I released ComposableThreads (Rust edition) — a library for working with what are commonly called user-level threads in Rust.

https://github.com/endowataru/cmpth-rs

This was also my first time publishing a package to crates.io.

https://crates.io/crates/cmpth

ComposableThreads originally started as a C++ library I wrote during my PhD. I built it on the side while working on Distributed Shared Memory (DSM) for HPC — the main theme of my doctoral dissertation. When you try to build a DSM system, multithreading becomes deeply involved on both the application and system sides.

The lab I belonged to as a student, Taura Lab, had been developing MassiveThreads for many years. It’s a well-known and easy-to-use library in the community: it executes Cilk-style fork/join programs at high speed while providing a full set of features as a stackful user-level thread library. The obvious approach would have been to just use MassiveThreads, but when building something unusual like a DSM library, MassiveThreads alone wasn’t flexible enough to customize. So I decided to build a library that would match MassiveThreads in performance while also being highly customizable for prototyping various system libraries — and that became ComposableThreads. It started out as a side product of the DSM work, but it ended up becoming a paper and is probably the best thing I built during my PhD years.

Recently I found some free time, and coding with AI has become much easier, so I finally tackled something I had wanted to do for a while: porting ComposableThreads to Rust. The core ideas are the same as the C++ version: implementing stackful threads end-to-end, making one-shot continuations (suspended threads) first-class objects, allowing users to swap out components via generics, and matching MassiveThreads in performance. I also added Waker support since async/await is common in Rust. This does introduce some branching overhead, so I think that should be made swappable as well.

When putting together benchmarks, I looked for other Rust libraries doing similar things and was surprised to find not many. Tokio is the well-known thread library, but it seems primarily focused on fast I/O and doesn’t feel well-suited to HPC workloads. The best performer I found was rayon, though rayon is specialized for data parallelism — it doesn’t implement stackful threads and doesn’t have things like mutexes or yield.

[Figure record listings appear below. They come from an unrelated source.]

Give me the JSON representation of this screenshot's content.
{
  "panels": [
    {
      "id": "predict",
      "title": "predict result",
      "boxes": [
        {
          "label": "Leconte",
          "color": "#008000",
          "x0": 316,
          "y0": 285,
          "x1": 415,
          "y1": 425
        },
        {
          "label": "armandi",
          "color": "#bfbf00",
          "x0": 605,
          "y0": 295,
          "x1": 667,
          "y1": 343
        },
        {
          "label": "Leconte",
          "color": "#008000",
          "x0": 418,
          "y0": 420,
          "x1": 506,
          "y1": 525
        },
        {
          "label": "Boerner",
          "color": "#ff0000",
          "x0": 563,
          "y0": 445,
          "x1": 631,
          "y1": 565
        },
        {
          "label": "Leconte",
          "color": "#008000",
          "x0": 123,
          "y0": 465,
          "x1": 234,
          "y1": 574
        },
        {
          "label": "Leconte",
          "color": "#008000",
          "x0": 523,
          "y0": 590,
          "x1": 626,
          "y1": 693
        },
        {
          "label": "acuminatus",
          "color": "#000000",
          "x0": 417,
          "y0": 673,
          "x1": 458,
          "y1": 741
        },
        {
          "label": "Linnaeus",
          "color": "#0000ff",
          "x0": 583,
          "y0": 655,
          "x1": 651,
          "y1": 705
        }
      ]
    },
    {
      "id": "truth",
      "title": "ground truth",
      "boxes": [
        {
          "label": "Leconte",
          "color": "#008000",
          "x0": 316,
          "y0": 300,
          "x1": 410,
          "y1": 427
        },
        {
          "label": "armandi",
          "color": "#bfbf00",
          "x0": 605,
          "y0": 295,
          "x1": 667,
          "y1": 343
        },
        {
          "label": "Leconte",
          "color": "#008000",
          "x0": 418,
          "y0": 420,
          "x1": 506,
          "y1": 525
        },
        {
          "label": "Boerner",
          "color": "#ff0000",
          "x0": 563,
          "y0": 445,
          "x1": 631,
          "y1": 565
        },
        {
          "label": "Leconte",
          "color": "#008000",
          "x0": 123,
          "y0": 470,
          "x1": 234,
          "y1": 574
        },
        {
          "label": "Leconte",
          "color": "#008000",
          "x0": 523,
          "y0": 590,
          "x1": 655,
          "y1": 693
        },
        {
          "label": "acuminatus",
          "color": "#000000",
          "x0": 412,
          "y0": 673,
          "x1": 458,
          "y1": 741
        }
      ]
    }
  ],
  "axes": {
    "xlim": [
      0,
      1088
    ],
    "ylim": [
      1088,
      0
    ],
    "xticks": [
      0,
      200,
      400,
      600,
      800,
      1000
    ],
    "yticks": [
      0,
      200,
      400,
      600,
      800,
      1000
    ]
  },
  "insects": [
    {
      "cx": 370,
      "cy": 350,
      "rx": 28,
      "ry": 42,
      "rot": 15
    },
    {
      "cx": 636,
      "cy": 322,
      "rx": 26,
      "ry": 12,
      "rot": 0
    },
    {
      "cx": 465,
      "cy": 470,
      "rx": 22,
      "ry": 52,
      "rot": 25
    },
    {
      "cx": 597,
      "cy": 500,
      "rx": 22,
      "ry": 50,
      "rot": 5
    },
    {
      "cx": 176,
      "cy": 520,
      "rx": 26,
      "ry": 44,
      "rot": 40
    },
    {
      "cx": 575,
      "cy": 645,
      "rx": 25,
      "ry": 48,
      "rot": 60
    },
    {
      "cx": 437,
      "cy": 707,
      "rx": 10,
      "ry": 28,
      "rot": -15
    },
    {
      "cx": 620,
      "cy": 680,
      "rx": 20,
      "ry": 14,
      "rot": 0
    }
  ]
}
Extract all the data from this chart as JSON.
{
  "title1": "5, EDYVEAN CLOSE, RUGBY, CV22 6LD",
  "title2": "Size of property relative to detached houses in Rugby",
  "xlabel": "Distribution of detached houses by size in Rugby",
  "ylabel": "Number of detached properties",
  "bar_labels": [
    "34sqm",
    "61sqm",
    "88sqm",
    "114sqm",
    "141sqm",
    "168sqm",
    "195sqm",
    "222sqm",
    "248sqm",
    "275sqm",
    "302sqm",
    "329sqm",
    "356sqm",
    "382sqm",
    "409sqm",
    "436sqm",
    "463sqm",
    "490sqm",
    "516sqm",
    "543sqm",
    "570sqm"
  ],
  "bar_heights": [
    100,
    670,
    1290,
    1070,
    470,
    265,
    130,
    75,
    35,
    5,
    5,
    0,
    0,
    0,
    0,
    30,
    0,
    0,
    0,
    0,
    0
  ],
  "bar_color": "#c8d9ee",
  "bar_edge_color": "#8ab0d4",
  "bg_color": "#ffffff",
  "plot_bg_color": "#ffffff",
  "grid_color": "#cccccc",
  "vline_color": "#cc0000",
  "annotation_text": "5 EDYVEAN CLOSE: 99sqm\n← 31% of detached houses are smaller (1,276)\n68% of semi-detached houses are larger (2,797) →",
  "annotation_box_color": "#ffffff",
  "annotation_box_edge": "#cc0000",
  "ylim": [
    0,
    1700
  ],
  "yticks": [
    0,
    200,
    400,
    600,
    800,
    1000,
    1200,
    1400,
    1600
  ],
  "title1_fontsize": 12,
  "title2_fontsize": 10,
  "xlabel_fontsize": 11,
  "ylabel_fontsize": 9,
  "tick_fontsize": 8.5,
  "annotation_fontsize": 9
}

The graph above shows execution times for ComposableThreads, MassiveThreads, and rayon measured on my MacBook Pro. For some reason MassiveThreads didn’t perform as well as I expected in my environment — I haven’t been able to investigate in detail, but since the machines in the lab during my time there were almost entirely x86-64, it may not be well-optimized for ARM64. rayon’s task creation was quite fast at around 10 ns per spawn/join pair. That said, keep in mind that rayon is implementing something fundamentally different. ComposableThreads looks slower compared to rayon, but at around 50 ns per spawn/join pair, I think the overhead for making it work as a proper user-level thread library is reasonably trimmed. That said, a lot of the code was written primarily by AI and I haven’t gotten to the point of studying the assembly, so there may be more room to tune toward the limits.

Going forward, I’d like to measure on a machine with a proper core count, clean up the interface to mature it as a library, and generally tinker with it whenever I find the time.